Tras semanas de incertidumbre y negociaciones poco edificantes, el pasado 7 de enero se elegía a Pedro Sánchez como presidente del Gobierno. Después de tres días de amarga investidura, en el que se escucharon improperios, palabras altisonantes y afirmaciones tumultuosas.

Para los que no concebimos otra cosa que respetar nuestro Estado de derecho, retumbó a burla, engaño y decepción. Y todo ello sin que la presidenta del Congreso, Meritxel Batet y el todavía candidato a la Presidencia del Gobierno hicieran nada por mantener y defender con respeto a nuestra Constitución e instituciones. Es lo mínimo que se les debe exigir.
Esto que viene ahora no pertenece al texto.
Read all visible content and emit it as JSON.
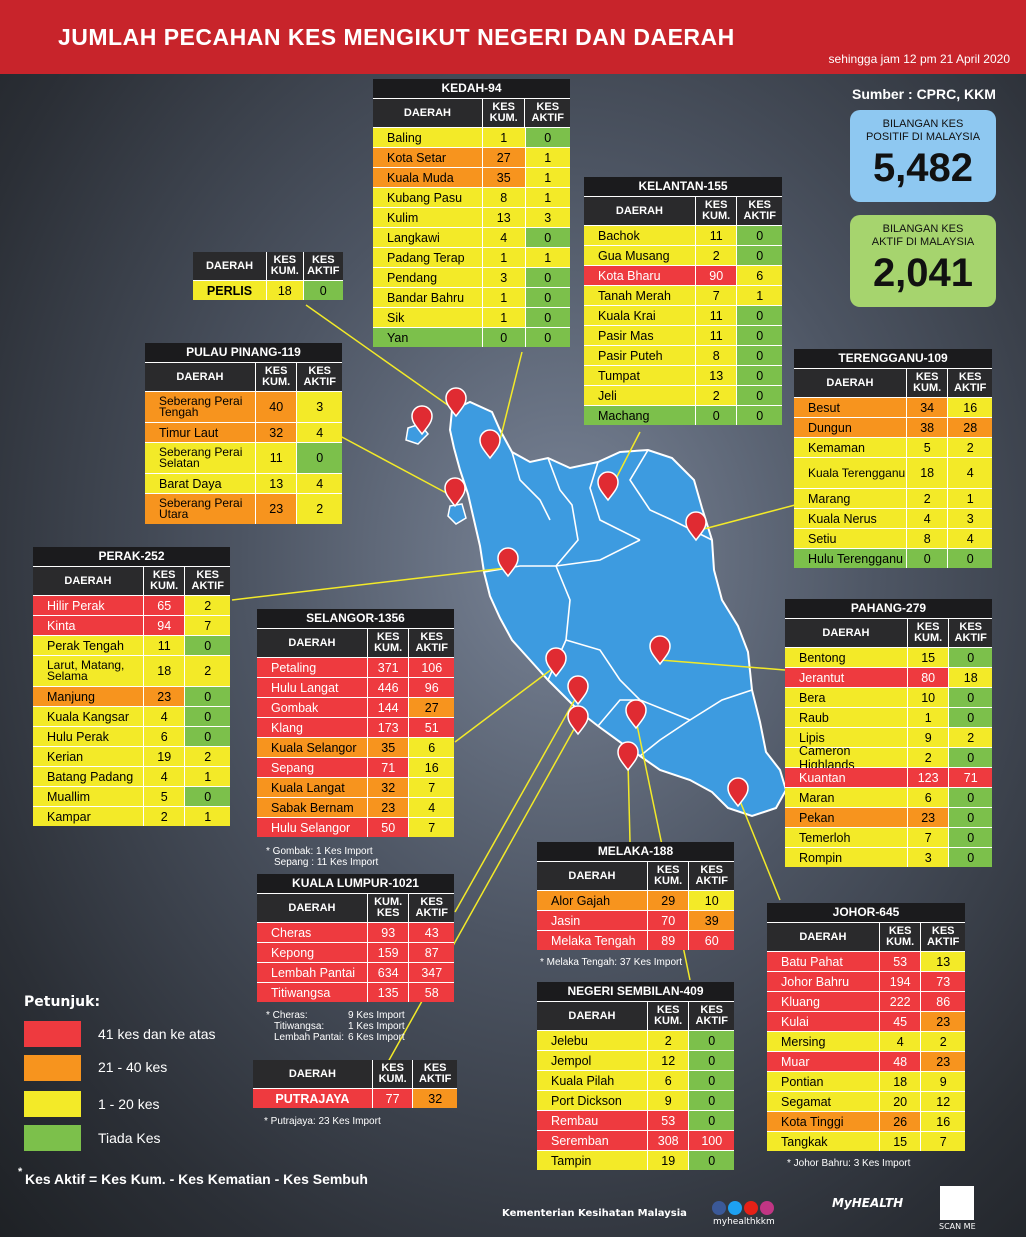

Llevamos ya siete días de gobierno progresista y ya atisbamos el rumbo por el que va a discurrir el futuro de los españoles. En primer lugar se anuncia un aumento del gasto social de 30.000 millones de euros. Y han comenzado a lo grande disparando el despilfarro: 18 ministerios y 4 vicepresidencias. El mayor gobierno de la historia en cuanto al número de integrantes, con el consiguiente gasto extra en cuestiones verdaderamente superfluas.
Un Ejecutivo que ya ha adoptado medidas sonrojantes como la elección de la anterior ministra de Justicia, Dolores Redondo, como nueva Fiscal General del Estado. Un gesto deplorable cuyo objetivo no es otro que unificar los poderes legislativo, ejecutivo y judicial. Algo propio de regímenes totalitarios y dictatoriales, no de democracias como la nuestra.

Pero no es otra de las ya numerosas decisiones nefastas que ha adoptado el PSOE y Pedro Sánchez desde que se produjo la repetición electoral. Además de los pactos ya firmados con ERC y Bildu, en el poco tiempo ya transcurrido se habla del acercamiento de presos etarras al País Vasco o del reconocimiento del Gobierno español al ya ex presidente Torra. Algo fuera de lo normal.

Así es el Gobierno que va a dirigir los destinos de nuestro país en el futuro. El mismo que nos dice que va a dar estabilidad cuando está apoyado por partidos a los que la gobernabilidad de España «les importa un bledo». Y, por consiguiente, el que nos va a traer el progreso a Teruel y a España. ¿Alguien puede creérselo?